Josh Barro: Don't Believe the Cato Institute: Welfare Does Not Really Pay Better Than Work: Noted for August 25, 2013
Josh Barro: Does Welfare Really Pay Better Than Work?:
The Cato Institute is out with an update to their 1995 study which purports to show that, in most states, welfare pays better than work. They add up benefits available through eight programs to a low-income woman with two children, and find total benefit values well in excess of full-time minimum wage work, or even, in some states, middle-skill work. The study is called "The Welfare-Versus-Work Tradeoff," and it's meant to show why people don't get off welfare. And it's B.S., for three reasons.
- Very few people actually qualify for all eight of the programs Cato looks at.
- Welfare benefits for single adults are much less generous than those for women with children.
- Not all benefits are lost when a welfare recipient starts working. SNAP benefits phase out…. People who go back to work don't necessarily lose health benefits….

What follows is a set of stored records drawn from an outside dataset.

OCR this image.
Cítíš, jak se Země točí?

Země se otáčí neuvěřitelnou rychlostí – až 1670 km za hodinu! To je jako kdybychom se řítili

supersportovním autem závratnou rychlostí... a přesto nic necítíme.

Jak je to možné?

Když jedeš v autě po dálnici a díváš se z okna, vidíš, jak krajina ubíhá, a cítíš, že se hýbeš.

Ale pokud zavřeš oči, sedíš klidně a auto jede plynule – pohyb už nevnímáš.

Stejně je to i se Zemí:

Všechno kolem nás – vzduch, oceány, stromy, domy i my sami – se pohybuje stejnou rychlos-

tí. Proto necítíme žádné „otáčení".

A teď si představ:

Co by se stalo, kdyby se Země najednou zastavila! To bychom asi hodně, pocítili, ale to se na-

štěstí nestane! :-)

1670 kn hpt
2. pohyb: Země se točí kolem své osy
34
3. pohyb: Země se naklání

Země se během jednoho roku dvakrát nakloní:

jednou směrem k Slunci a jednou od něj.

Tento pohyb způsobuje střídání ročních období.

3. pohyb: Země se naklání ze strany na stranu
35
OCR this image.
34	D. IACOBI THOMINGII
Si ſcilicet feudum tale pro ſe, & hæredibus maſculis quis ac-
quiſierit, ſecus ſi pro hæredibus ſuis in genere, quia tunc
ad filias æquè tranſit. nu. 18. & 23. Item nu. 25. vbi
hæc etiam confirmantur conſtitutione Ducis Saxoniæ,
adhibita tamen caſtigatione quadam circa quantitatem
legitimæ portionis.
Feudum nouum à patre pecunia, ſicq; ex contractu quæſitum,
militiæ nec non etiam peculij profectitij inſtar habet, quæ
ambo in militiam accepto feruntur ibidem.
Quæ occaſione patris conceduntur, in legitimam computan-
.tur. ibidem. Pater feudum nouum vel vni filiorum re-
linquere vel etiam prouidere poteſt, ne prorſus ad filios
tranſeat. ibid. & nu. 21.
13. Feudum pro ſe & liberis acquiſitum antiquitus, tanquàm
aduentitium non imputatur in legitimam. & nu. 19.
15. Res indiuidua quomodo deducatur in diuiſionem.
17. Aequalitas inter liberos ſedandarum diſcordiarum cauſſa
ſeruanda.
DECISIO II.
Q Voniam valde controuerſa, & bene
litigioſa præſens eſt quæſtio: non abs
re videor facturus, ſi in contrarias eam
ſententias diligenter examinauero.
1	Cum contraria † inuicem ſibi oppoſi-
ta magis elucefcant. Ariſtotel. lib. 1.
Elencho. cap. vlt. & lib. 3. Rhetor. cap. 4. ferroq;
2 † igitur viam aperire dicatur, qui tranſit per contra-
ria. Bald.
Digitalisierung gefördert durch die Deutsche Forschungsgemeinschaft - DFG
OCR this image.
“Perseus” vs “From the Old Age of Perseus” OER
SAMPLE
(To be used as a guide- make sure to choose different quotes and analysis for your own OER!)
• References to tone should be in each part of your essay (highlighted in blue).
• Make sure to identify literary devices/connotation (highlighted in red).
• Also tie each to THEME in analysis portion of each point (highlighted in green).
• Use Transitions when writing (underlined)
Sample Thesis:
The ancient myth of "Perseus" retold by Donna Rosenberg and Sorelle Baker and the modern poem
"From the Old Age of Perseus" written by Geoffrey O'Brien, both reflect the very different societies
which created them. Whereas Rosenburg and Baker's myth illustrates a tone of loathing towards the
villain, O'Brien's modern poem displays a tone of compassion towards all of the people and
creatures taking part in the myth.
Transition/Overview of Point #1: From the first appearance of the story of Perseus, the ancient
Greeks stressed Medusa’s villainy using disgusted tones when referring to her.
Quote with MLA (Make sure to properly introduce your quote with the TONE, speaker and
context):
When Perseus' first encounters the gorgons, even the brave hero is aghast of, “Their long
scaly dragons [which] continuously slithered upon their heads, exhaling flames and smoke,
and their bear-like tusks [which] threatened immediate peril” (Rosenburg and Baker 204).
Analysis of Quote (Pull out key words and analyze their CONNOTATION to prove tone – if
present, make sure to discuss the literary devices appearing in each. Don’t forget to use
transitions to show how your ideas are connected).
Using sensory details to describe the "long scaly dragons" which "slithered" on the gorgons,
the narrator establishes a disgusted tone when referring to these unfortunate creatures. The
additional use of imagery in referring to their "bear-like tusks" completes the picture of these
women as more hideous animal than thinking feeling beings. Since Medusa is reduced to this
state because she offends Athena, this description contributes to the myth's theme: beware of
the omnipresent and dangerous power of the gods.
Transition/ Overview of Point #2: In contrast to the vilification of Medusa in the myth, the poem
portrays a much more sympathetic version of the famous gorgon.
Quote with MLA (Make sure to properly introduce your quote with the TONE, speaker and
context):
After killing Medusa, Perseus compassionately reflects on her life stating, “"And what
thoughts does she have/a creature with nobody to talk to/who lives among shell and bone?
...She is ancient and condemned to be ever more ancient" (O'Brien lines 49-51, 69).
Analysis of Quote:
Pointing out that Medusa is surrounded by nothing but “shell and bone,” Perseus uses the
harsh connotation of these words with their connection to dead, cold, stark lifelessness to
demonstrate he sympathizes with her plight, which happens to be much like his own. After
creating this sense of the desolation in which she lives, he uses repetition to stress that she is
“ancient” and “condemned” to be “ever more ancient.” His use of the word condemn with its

That said, poverty traps are real. This is the phenomenon of people losing benefits as they earn more income of their own. It's a problem that welfare programs need to be designed around, and there are two ways of mitigating it. One is to make benefits more generous by extending their phaseout ranges, so people don't lose as many benefits as they earn more income. That costs money. The other is to reduce benefits. That reduces the standard of living for the most vulnerable people in America. It's easier to make an argument for the latter approach when you have an economy that creates broad prosperity and makes it easy for people to find living-wage jobs if they are willing to work. We don't have that economy. This is the problem that conservatives and libertarians refuse to grapple with: If you're unwilling to support policies that promote macroeconomic stability, such as counter-cyclical fiscal and monetary policies, you're only making a more generous welfare state more morally necessary. Meanwhile, Democrats have implemented a reform that actually does help to address the poverty trap issue, the Affordable Care Act.